Ao todo, essas empresas acumulavam 67,2 milhões de dívidas, que somavam R$ 238,6 bilhões. Em média, cada negócio inadimplente tinha 7,3 contas em atraso, com dívida média de R$ 25.983,88 por CNPJ. O chamado ticket médio, que representa o valor médio de cada pendência, ficou em R$ 3.551,59.
Segundo Camila Abdelmalack, economista-chefe da Serasa Experian, a inadimplência permanece elevada em um cenário de condições financeiras restritivas. “Ainda não observamos uma mudança estrutural nas condições financeiras”, afirmou. Segundo ela, a expectativa de juros elevados por mais tempo influencia o custo de financiamento e a capacidade das empresas de renovar suas dívidas.
Ao mesmo tempo, a atividade econômica entra em uma trajetória de desaceleração, reduzindo o dinamismo das receitas. Para a economista, a combinação entre custo financeiro elevado e menor crescimento da receita dificulta a regularização dos passivos.
No ranking regional, o Sudeste concentrou o maior número de empresas inadimplentes em julho. São Paulo liderou o levantamento, com 3.147.102 CNPJs negativados, seguido por Minas Gerais, com 915.410, e Rio de Janeiro, com 870.189. Na sequência apareceram Paraná, com 607.497 empresas inadimplentes, e Rio Grande do Sul, com 533.041.
Micro e pequenas empresas concentram R$ 206 bilhões
As micro e pequenas empresas responderam pela maior parte da inadimplência empresarial no país. O grupo reunia 8,7 milhões de CNPJs negativados, equivalentes a 60,5 milhões de dívidas. O valor total dos débitos chegou a R$ 206 bilhões.
Em média, cada micro ou pequena empresa inadimplente acumulou 6,9 contas negativadas. A dívida média foi de R$ 23.574,33, enquanto o ticket médio ficou em R$ 3.403,77. Para Camila, o cenário combina inadimplência elevada com maior restrição ao crédito. Empresas menores já enfrentam mais dificuldades para obter financiamento, e o aumento dos atrasos pode levar credores a adotar critérios mais seletivos.
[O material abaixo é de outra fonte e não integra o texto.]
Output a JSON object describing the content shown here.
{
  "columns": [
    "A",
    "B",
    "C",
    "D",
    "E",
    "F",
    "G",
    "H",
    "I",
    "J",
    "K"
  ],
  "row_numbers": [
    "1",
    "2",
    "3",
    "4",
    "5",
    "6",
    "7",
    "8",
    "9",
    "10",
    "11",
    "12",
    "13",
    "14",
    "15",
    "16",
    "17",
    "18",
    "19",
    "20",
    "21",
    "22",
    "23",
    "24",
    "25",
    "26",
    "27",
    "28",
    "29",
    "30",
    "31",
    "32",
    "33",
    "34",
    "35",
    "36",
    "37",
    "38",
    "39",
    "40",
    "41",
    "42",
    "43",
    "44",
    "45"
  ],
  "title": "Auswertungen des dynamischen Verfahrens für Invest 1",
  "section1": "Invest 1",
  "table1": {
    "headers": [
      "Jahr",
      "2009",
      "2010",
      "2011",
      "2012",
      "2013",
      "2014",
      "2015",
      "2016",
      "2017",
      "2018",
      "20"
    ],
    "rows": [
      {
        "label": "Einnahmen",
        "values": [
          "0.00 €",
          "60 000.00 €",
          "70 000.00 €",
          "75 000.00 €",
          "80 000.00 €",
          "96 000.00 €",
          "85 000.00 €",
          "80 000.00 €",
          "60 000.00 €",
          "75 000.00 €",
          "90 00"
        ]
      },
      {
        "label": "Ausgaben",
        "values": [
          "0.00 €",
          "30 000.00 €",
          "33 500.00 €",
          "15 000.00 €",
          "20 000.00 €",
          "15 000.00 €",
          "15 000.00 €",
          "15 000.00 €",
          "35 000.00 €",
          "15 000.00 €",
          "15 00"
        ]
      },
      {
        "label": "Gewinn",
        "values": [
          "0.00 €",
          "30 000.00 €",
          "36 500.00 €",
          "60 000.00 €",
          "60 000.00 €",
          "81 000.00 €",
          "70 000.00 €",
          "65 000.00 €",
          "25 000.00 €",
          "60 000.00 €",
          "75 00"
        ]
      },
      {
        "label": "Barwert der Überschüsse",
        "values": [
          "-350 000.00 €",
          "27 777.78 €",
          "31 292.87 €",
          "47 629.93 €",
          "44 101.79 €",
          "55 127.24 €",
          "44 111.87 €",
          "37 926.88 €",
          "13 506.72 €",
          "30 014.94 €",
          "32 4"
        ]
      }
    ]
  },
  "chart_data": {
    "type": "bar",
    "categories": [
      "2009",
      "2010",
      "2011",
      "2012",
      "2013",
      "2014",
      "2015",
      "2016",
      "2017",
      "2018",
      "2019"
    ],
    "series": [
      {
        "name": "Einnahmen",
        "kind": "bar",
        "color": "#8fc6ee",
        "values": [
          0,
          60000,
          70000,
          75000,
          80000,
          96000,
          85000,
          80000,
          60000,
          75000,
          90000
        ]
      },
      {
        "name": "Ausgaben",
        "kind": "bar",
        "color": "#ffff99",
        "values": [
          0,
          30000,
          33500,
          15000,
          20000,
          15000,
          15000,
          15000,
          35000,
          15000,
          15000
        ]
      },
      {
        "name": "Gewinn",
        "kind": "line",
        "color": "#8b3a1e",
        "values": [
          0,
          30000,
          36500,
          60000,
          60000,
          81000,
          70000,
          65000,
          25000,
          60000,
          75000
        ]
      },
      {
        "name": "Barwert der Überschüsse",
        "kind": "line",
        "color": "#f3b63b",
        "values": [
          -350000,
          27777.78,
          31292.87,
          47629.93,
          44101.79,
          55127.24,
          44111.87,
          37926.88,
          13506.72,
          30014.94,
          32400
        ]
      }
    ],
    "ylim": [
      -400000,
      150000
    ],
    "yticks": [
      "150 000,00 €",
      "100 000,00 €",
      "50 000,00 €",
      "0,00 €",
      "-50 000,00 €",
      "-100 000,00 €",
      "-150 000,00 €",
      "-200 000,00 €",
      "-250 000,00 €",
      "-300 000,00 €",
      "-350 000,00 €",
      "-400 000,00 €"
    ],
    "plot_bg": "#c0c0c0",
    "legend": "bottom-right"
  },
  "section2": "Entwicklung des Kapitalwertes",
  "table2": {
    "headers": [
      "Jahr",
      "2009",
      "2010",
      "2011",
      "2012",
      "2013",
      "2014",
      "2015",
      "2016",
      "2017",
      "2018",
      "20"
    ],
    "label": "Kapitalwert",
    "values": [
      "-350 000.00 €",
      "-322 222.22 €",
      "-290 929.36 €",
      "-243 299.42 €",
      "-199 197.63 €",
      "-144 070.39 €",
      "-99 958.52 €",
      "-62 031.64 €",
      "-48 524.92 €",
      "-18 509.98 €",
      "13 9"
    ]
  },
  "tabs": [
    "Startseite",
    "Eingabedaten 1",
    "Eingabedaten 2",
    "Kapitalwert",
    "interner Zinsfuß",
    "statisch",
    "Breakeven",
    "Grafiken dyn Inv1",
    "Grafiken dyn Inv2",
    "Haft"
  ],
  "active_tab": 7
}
A menor disponibilidade de recursos pode dificultar o acesso a capital de giro, usado pelas empresas para financiar despesas e manter a operação enquanto aguardam o recebimento de receitas.
Serviços concentram maior número de empresas inadimplentes
Entre as empresas negativadas em julho, 55,8% pertenciam ao setor de Serviços. O Comércio respondeu por 32,1%, seguido pela Indústria, com 8%, e pelo setor Primário, com 1%.
Considerando a origem das dívidas, o setor de Serviços também apareceu na primeira posição, com 31,7% das pendências. Em seguida vieram Bancos/Cartões, com 19,7%; Cooperativas, com 8,5%; Utilities, com 6,9%; e Telefonia, com 6,2%.
As instituições financeiras, considerando Bancos/Cartões e Financeiras, concentraram 24,3% das dívidas inadimplidas. Isso significa que 75,7% das pendências estavam fora das instituições financeiras, incluindo compromissos relacionados à operação das empresas, como fornecedores e contas básicas.
De acordo com Camila, o dado indica que a dificuldade financeira não está restrita ao crédito bancário. Quando o fluxo de caixa fica mais apertado, a empresa pode atrasar diferentes tipos de obrigações simultaneamente.